Carter then held the knife he had used to cut Young’s throat to the left side of Young’s neck, first threatening to cut his jugular vein and then his stomach, Young said.
If Young was able to control the bleeding of his jugular vein, he testified that he was told “I’ll put you in the floor,” pull a knife “across your stomach and lay your guts in the floor.”
Carter also said that once he had started a job, “he would finish a job,” Young said. Carter “said he wanted me to go home and pass out” with plans to “slit my throat while I was sleeping,” Young said of the threats that were made while Carter held a knife to the left side of his neck.
Carter cut Young the one time, and Young later went to the hospital for treatment and stitches, according to testimony.
After leaving the hospital, Young said he picked up beer and cigarettes and decided to go back to Ballard’s apartment to try and make peace with Carter.
When he arrived there on March 31, Carter was in another room. Young said he went in that room to talk and work things out, including who was responsible for his hospital bill.

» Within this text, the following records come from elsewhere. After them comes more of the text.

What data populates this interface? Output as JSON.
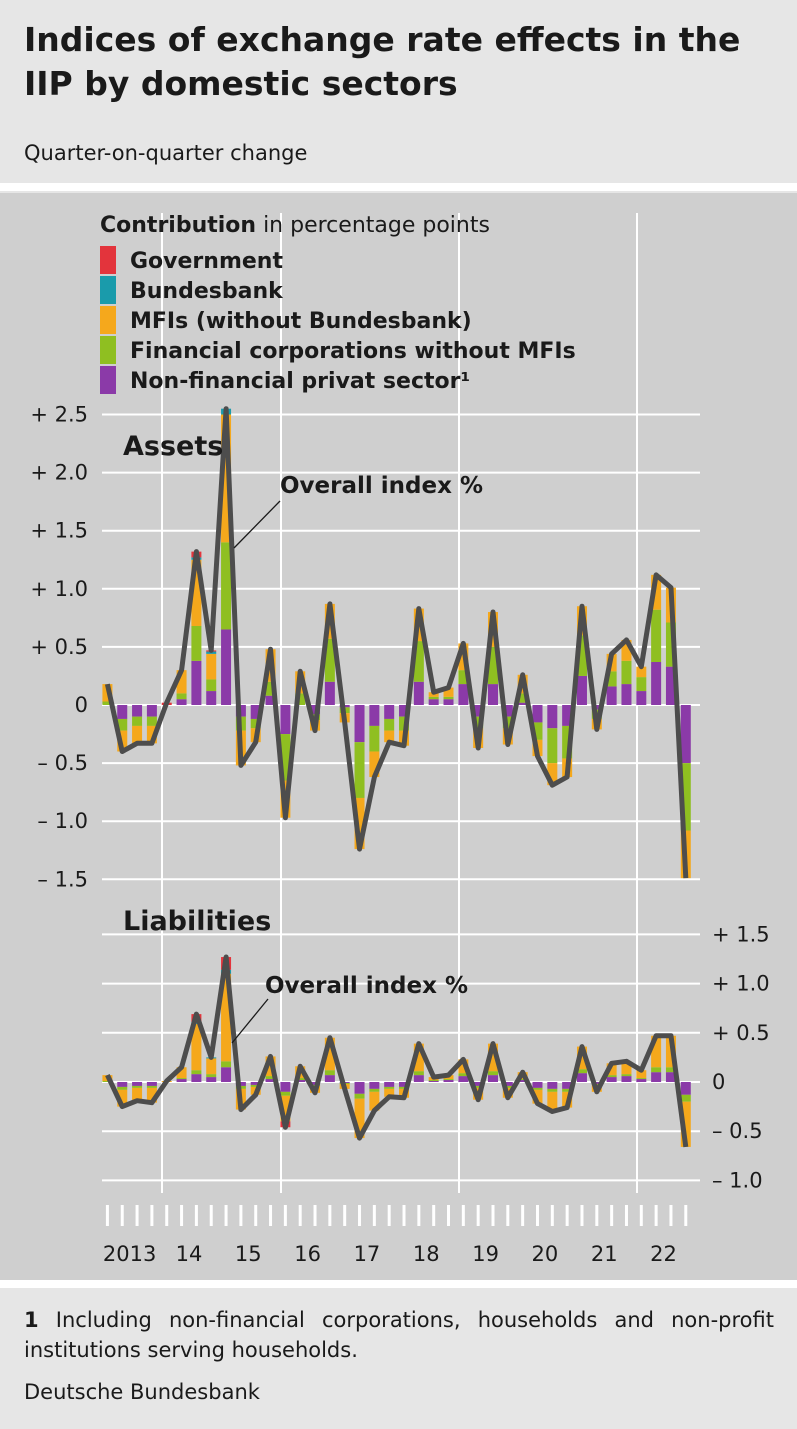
{
  "header": {
    "title": "Indices of exchange rate effects in the IIP by domestic sectors",
    "subtitle": "Quarter-on-quarter change"
  },
  "footer": {
    "footnote_num": "1",
    "footnote_text": "Including non-financial corporations, households and non-profit institutions serving households.",
    "source": "Deutsche Bundesbank"
  },
  "colors": {
    "Government": "#e3343c",
    "Bundesbank": "#1a9bab",
    "MFIs": "#f5a81c",
    "Financial": "#8fbf21",
    "NonFin": "#8b3aa8",
    "line": "#4d4d4d"
  },
  "chart_data": {
    "type": "bar",
    "stacked": true,
    "legend": {
      "title_bold": "Contribution",
      "title_rest": " in percentage points",
      "entries": [
        "Government",
        "Bundesbank",
        "MFIs (without Bundesbank)",
        "Financial corporations without MFIs",
        "Non-financial privat sector¹"
      ]
    },
    "series_keys": [
      "Government",
      "Bundesbank",
      "MFIs",
      "Financial",
      "NonFin"
    ],
    "x_labels": [
      "2013",
      "14",
      "15",
      "16",
      "17",
      "18",
      "19",
      "20",
      "21",
      "22"
    ],
    "quarters_from": "2013 Q1",
    "panels": [
      {
        "name": "Assets",
        "annotation": "Overall index %",
        "ylim": [
          -1.5,
          2.5
        ],
        "yticks": [
          2.5,
          2.0,
          1.5,
          1.0,
          0.5,
          0,
          -0.5,
          -1.0,
          -1.5
        ],
        "ytick_labels": [
          "+ 2.5",
          "+ 2.0",
          "+ 1.5",
          "+ 1.0",
          "+ 0.5",
          "0",
          "– 0.5",
          "– 1.0",
          "– 1.5"
        ],
        "axis_side": "left",
        "overall": [
          0.18,
          -0.4,
          -0.33,
          -0.33,
          0.02,
          0.3,
          1.32,
          0.47,
          2.55,
          -0.52,
          -0.32,
          0.48,
          -0.97,
          0.29,
          -0.22,
          0.87,
          -0.15,
          -1.24,
          -0.62,
          -0.32,
          -0.35,
          0.83,
          0.11,
          0.15,
          0.53,
          -0.37,
          0.8,
          -0.34,
          0.26,
          -0.44,
          -0.69,
          -0.62,
          0.85,
          -0.21,
          0.44,
          0.56,
          0.33,
          1.12,
          1.01,
          -1.49
        ],
        "NonFin": [
          0.0,
          -0.12,
          -0.1,
          -0.1,
          0.0,
          0.05,
          0.38,
          0.12,
          0.65,
          -0.1,
          -0.12,
          0.08,
          -0.25,
          0.0,
          -0.08,
          0.2,
          -0.02,
          -0.32,
          -0.18,
          -0.12,
          -0.1,
          0.2,
          0.05,
          0.05,
          0.18,
          -0.1,
          0.18,
          -0.1,
          0.02,
          -0.15,
          -0.2,
          -0.18,
          0.25,
          -0.04,
          0.16,
          0.18,
          0.12,
          0.37,
          0.33,
          -0.5
        ],
        "Financial": [
          0.03,
          -0.1,
          -0.08,
          -0.08,
          0.0,
          0.05,
          0.3,
          0.1,
          0.75,
          -0.12,
          -0.08,
          0.12,
          -0.4,
          0.1,
          -0.05,
          0.37,
          -0.05,
          -0.48,
          -0.22,
          -0.1,
          -0.12,
          0.35,
          0.02,
          0.02,
          0.12,
          -0.1,
          0.32,
          -0.1,
          0.08,
          -0.15,
          -0.3,
          -0.28,
          0.35,
          -0.08,
          0.13,
          0.2,
          0.12,
          0.45,
          0.38,
          -0.58
        ],
        "MFIs": [
          0.15,
          -0.18,
          -0.15,
          -0.15,
          0.0,
          0.2,
          0.57,
          0.22,
          1.1,
          -0.3,
          -0.12,
          0.28,
          -0.32,
          0.19,
          -0.09,
          0.3,
          -0.08,
          -0.44,
          -0.22,
          -0.1,
          -0.13,
          0.28,
          0.04,
          0.08,
          0.23,
          -0.17,
          0.3,
          -0.14,
          0.16,
          -0.14,
          -0.19,
          -0.16,
          0.25,
          -0.09,
          0.15,
          0.18,
          0.09,
          0.3,
          0.3,
          -0.41
        ],
        "Bundesbank": [
          0.0,
          0.0,
          0.0,
          0.0,
          0.0,
          0.0,
          0.02,
          0.02,
          0.05,
          0.0,
          0.0,
          0.0,
          0.0,
          0.0,
          0.0,
          0.0,
          0.0,
          0.0,
          0.0,
          0.0,
          0.0,
          0.0,
          0.0,
          0.0,
          0.0,
          0.0,
          0.0,
          0.0,
          0.0,
          0.0,
          0.0,
          0.0,
          0.0,
          0.0,
          0.0,
          0.0,
          0.0,
          0.0,
          0.0,
          0.0
        ],
        "Government": [
          0.0,
          0.0,
          0.0,
          0.0,
          0.02,
          0.0,
          0.05,
          0.01,
          0.0,
          0.0,
          0.0,
          0.0,
          0.0,
          0.0,
          0.0,
          0.0,
          0.0,
          0.0,
          0.0,
          0.0,
          0.0,
          0.0,
          0.0,
          0.0,
          0.0,
          0.0,
          0.0,
          0.0,
          0.0,
          0.0,
          0.0,
          0.0,
          0.0,
          0.0,
          0.0,
          0.0,
          0.0,
          0.0,
          0.0,
          0.0
        ]
      },
      {
        "name": "Liabilities",
        "annotation": "Overall index %",
        "ylim": [
          -1.0,
          1.5
        ],
        "yticks": [
          1.5,
          1.0,
          0.5,
          0,
          -0.5,
          -1.0
        ],
        "ytick_labels": [
          "+ 1.5",
          "+ 1.0",
          "+ 0.5",
          "0",
          "– 0.5",
          "– 1.0"
        ],
        "axis_side": "right",
        "overall": [
          0.07,
          -0.25,
          -0.19,
          -0.21,
          0.01,
          0.15,
          0.69,
          0.25,
          1.27,
          -0.28,
          -0.13,
          0.26,
          -0.46,
          0.16,
          -0.11,
          0.45,
          -0.07,
          -0.57,
          -0.29,
          -0.15,
          -0.16,
          0.39,
          0.05,
          0.07,
          0.23,
          -0.18,
          0.39,
          -0.16,
          0.1,
          -0.22,
          -0.3,
          -0.26,
          0.36,
          -0.1,
          0.19,
          0.21,
          0.12,
          0.47,
          0.47,
          -0.66
        ],
        "NonFin": [
          0.0,
          -0.05,
          -0.04,
          -0.04,
          0.0,
          0.03,
          0.08,
          0.05,
          0.15,
          -0.04,
          -0.03,
          0.03,
          -0.1,
          0.02,
          -0.03,
          0.07,
          -0.01,
          -0.12,
          -0.07,
          -0.05,
          -0.05,
          0.07,
          0.01,
          0.02,
          0.06,
          -0.04,
          0.07,
          -0.04,
          0.02,
          -0.06,
          -0.07,
          -0.07,
          0.09,
          -0.02,
          0.05,
          0.06,
          0.03,
          0.1,
          0.1,
          -0.13
        ],
        "Financial": [
          0.01,
          -0.03,
          -0.02,
          -0.02,
          0.0,
          0.01,
          0.04,
          0.03,
          0.06,
          -0.03,
          -0.02,
          0.03,
          -0.04,
          0.02,
          -0.01,
          0.05,
          -0.01,
          -0.05,
          -0.03,
          -0.02,
          -0.02,
          0.04,
          0.01,
          0.01,
          0.03,
          -0.02,
          0.04,
          -0.02,
          0.01,
          -0.02,
          -0.03,
          -0.03,
          0.04,
          -0.01,
          0.02,
          0.02,
          0.01,
          0.05,
          0.05,
          -0.07
        ],
        "MFIs": [
          0.06,
          -0.17,
          -0.13,
          -0.15,
          0.01,
          0.11,
          0.47,
          0.16,
          0.89,
          -0.21,
          -0.08,
          0.2,
          -0.26,
          0.12,
          -0.07,
          0.33,
          -0.05,
          -0.4,
          -0.19,
          -0.08,
          -0.09,
          0.28,
          0.03,
          0.04,
          0.14,
          -0.12,
          0.28,
          -0.1,
          0.07,
          -0.14,
          -0.2,
          -0.16,
          0.23,
          -0.07,
          0.12,
          0.13,
          0.08,
          0.32,
          0.32,
          -0.46
        ],
        "Bundesbank": [
          0.0,
          0.0,
          0.0,
          0.0,
          0.0,
          0.0,
          0.02,
          0.01,
          0.04,
          0.0,
          0.0,
          0.0,
          0.0,
          0.0,
          0.0,
          0.0,
          0.0,
          0.0,
          0.0,
          0.0,
          0.0,
          0.0,
          0.0,
          0.0,
          0.0,
          0.0,
          0.0,
          0.0,
          0.0,
          0.0,
          0.0,
          0.0,
          0.0,
          0.0,
          0.0,
          0.0,
          0.0,
          0.0,
          0.0,
          0.0
        ],
        "Government": [
          0.0,
          0.0,
          0.0,
          0.0,
          0.0,
          0.0,
          0.08,
          0.0,
          0.13,
          0.0,
          0.0,
          0.0,
          -0.06,
          0.0,
          0.0,
          0.0,
          0.0,
          0.0,
          0.0,
          0.0,
          0.0,
          0.0,
          0.0,
          0.0,
          0.0,
          0.0,
          0.0,
          0.0,
          0.0,
          0.0,
          0.0,
          0.0,
          0.0,
          0.0,
          0.0,
          0.0,
          0.0,
          0.0,
          0.0,
          0.0
        ]
      }
    ]
  }
}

Carter said “I didn’t have to worry about” paying the bill, Young said. “He said I wasn’t going to be around to worry about it.”
Young eventually left the apartment and went to a grassy area in the opposite direction of his home, where he drank a beer and smoked a cigarette. He then returned to Ballard’s “to get my stuff and see if I could make peace with Billy,” he said.
Carter was in the yard, and moved toward Young as Young walked into the yard and toward the apartment, Young said. Carter kept “looking down” and Young said he saw a knife in Carter’s hand when he looked in the same downward direction.
Young entered the apartment, and Carter followed him inside, he said. Young got his gun from under the mattress and held it in his hands on his chest, he said.
Carter then said “something about we’re going to go again,” Young said.
He then held the gun out in his right hand, “hoping he (Carter) would let me out of there,” Young said. “I had no intention of hurting him.”
But when Carter said something “about ending it” and lunged at Young, “I panicked. I heard the gun go off,” Young said. “The next thing I remember, I was running in the grass.”
Defense attorney Larry Gott asked Young if he shot Carter, and Young said he did.
Young’s first trial on the charges last year was declared a mistrial following Young’s outburst as Martinsville Circuit Court Judge Carter Greer prepared to give the case to the jury.
The retrial is expected to go to the jury today.